Editor’s picks: Eco-label debate

By

Steven Hedlund

Published on
December 2, 2010

Here’s a recap of this week’s can’t-miss SeafoodSource news stories and commentaries:

• Don’t miss SeafoodSource Contributing Editor Jason Holland’s commentary “The eco-label debate,” which poses the question, “Are seafood eco-labels resonating with consumers?” According to Which? — Europe’s largest consumer-rights organization — they’re not. But it may not matter right now, writes Holland, as there’s undeniable momentum for putting eco-labeled seafood products on store shelves and restaurant plates.

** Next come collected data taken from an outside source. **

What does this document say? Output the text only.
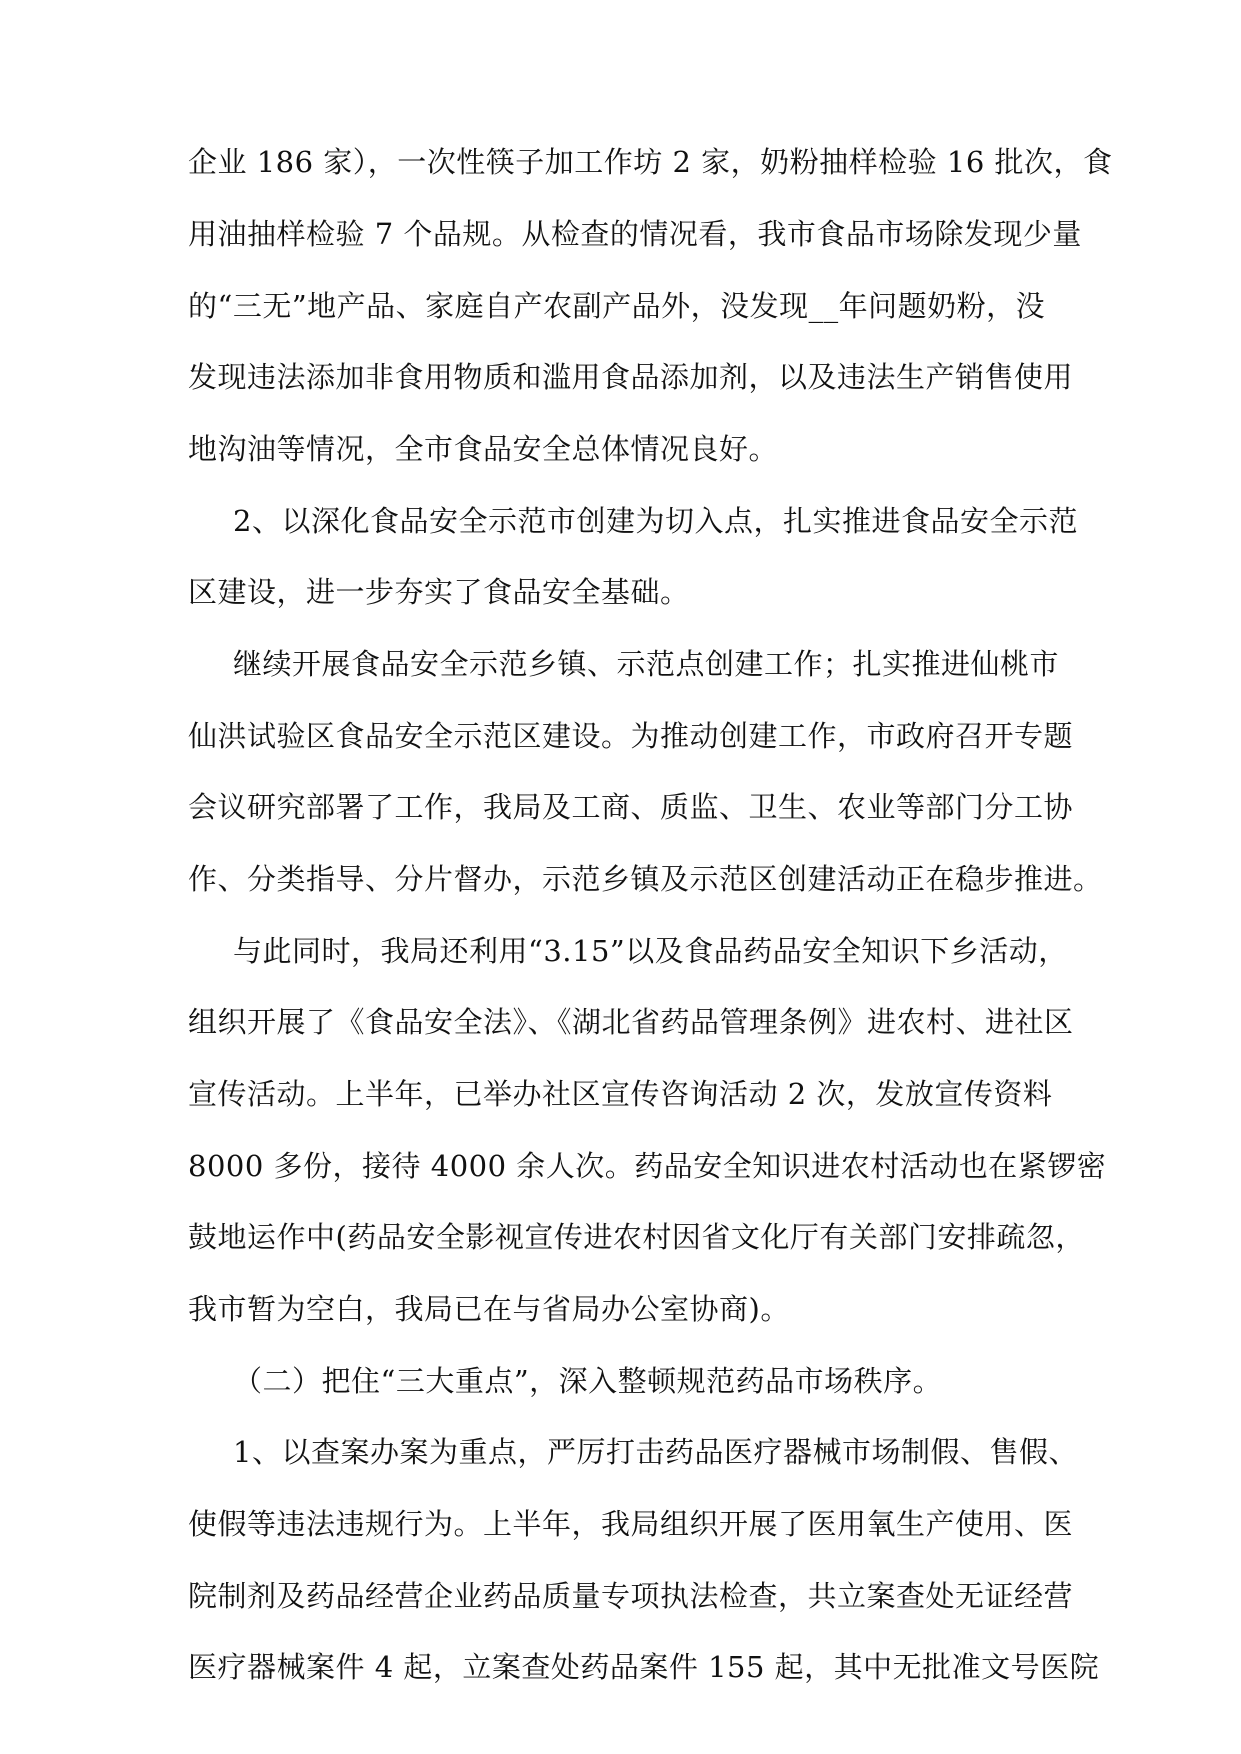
企业 186 家），一次性筷子加工作坊 2 家，奶粉抽样检验 16 批次，食
用油抽样检验 7 个品规。从检查的情况看，我市食品市场除发现少量
的“三无”地产品、家庭自产农副产品外，没发现__年问题奶粉，没
发现违法添加非食用物质和滥用食品添加剂，以及违法生产销售使用
地沟油等情况，全市食品安全总体情况良好。
2、以深化食品安全示范市创建为切入点，扎实推进食品安全示范
区建设，进一步夯实了食品安全基础。
继续开展食品安全示范乡镇、示范点创建工作；扎实推进仙桃市
仙洪试验区食品安全示范区建设。为推动创建工作，市政府召开专题
会议研究部署了工作，我局及工商、质监、卫生、农业等部门分工协
作、分类指导、分片督办，示范乡镇及示范区创建活动正在稳步推进。
与此同时，我局还利用“3.15”以及食品药品安全知识下乡活动，
组织开展了《食品安全法》、《湖北省药品管理条例》进农村、进社区
宣传活动。上半年，已举办社区宣传咨询活动 2 次，发放宣传资料
8000 多份，接待 4000 余人次。药品安全知识进农村活动也在紧锣密
鼓地运作中(药品安全影视宣传进农村因省文化厅有关部门安排疏忽，
我市暂为空白，我局已在与省局办公室协商)。
（二）把住“三大重点”，深入整顿规范药品市场秩序。
1、以查案办案为重点，严厉打击药品医疗器械市场制假、售假、
使假等违法违规行为。上半年，我局组织开展了医用氧生产使用、医
院制剂及药品经营企业药品质量专项执法检查，共立案查处无证经营
医疗器械案件 4 起，立案查处药品案件 155 起，其中无批准文号医院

• Check out the Q&A SeafoodSource Contributing Editor Lindsey Partos did with Patrick Chauchard of Fumage d’Arzon, which is experiencing strong year-on-year growth despite the economic downturn, thanks to the Brittany-based company’s focus on quality. Chauchard sources only Scottish Label Rouge farmed salmon for smoking.

• The Vietnam Association of Seafood Exporters and Producers was unwillingly thrust into the spotlight recently after critics in the United States and United Kingdom panned the country’s burgeoning pangasius industry. In an exclusive interview with SeafoodSource, VASEP clears up the misperceptions surrounding the fish and how it’s farmed and processed.

• The presence of illegal residues in shrimp and other species re-emerged in the news two weeks ago when the popular U.S. TV show “Today” reported on the issue. But, according to European and Bangladeshi scientists, some residues may occur naturally. Research presented at a symposium in Belgium found that semicarbazide — the metabolic marker used to detect the illegal antibiotic nitrofurazone — may occur naturally in crustacean shells. The study was prompted by the presence of semicarbazide in Bangladeshi freshwater prawns, which caused the EU to issue more than 50 import alerts last year.

• The International Commission for the Conservation of Atlantic Tuna (ICCAT) agreed to cut the Atlantic bluefin tuna quota in the eastern Atlantic and Mediterranean to 12,900 metric tons in 2011. But the 600-metric-ton quota cut wasn’t nearly as much as the environmental community had hoped for. World Wildlife Fund, Greenpeace and the Pew Environment Group lashed out at ICCAT for failing to protect the species and caving to political pressure, and now the U.S.-based Center for Biological Diversity is calling on consumers and chefs to boycott bluefin.